In her rational mind, she knew that with a hundred-eighty-three marbles going into the barrel tomorrow night and only around fifty needing to be drawn in order to fill quotas, the odds were against his number being among them, but she knew so many kids whose number did come out of the barrel, so why shouldn’t his? As she said to Andrew Clarke, conscription is a giant maw. It chews up the nation’s best, and thousands of kids are robbed of their youth.

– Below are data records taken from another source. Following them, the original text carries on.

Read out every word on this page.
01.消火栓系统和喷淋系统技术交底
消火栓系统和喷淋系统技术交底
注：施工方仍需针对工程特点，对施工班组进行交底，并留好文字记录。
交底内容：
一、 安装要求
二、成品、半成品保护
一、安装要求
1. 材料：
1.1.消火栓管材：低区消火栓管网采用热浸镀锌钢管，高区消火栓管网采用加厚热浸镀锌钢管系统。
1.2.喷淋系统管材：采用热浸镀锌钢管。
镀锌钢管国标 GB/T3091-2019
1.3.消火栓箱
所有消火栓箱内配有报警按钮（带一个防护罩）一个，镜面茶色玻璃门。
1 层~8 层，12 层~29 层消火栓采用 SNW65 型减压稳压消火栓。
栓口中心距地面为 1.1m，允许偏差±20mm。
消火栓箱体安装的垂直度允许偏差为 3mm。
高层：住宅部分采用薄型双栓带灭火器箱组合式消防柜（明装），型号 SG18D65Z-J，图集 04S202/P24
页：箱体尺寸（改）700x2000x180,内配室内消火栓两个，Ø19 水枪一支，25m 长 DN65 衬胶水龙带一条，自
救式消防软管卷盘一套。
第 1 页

The colour of the sky was changing. To the east, a purple horizon, ocean and sky blending, and overhead and across to the west, an exuberant spread of orange cumulus. She wished again for her camera but the impulse passed. She felt invisible to the universe. How long the strange feeling of detachment could last, she didn’t know but it felt liberating while it did. In this timeless landscape, under this endless sky, it wasn’t much of a stretch to see one’s self as no more than a grain of sand on the beach, no more or less important than a single speck of this infinite whiteness.

And if this is so, then nothing is worth fretting about. It all ends in nothing, anyway. The way life works out is the way life works out, she concluded.

Tomorrow night would come and go. His number would be drawn out or it would not be drawn out. He would be called up or he would not be called up. Answer the call and go to Vietnam, or resist the call and not go to Vietnam. Survive, or not survive the jungle and the rifles, and there was not a single thing she could do about it. How could she? Who was he? Where was he? Her infant son had become a young man, of an age sought by the Army. He might be marching off to war any day but as the one who had carried him in her womb, nursed him at her breast, loved, fed and cherished him, she did not have the right to know or to query these things.

Grains of sand––she mused as she stood up and brushed herself down––it's all we are. Infinitesimal in the scheme of things. No one gives a fuck that life isn’t fair. What’s fair, anyway?

She scooped up handfuls of sea water and threw it over her head and used more of it to pat the back of her neck. The sun was down but the day still held its heat. She buttoned her shirt, grabbed her socks and boots and headed up the beach to join the others back at the camp. She was determined to put on a happy face for her comrades.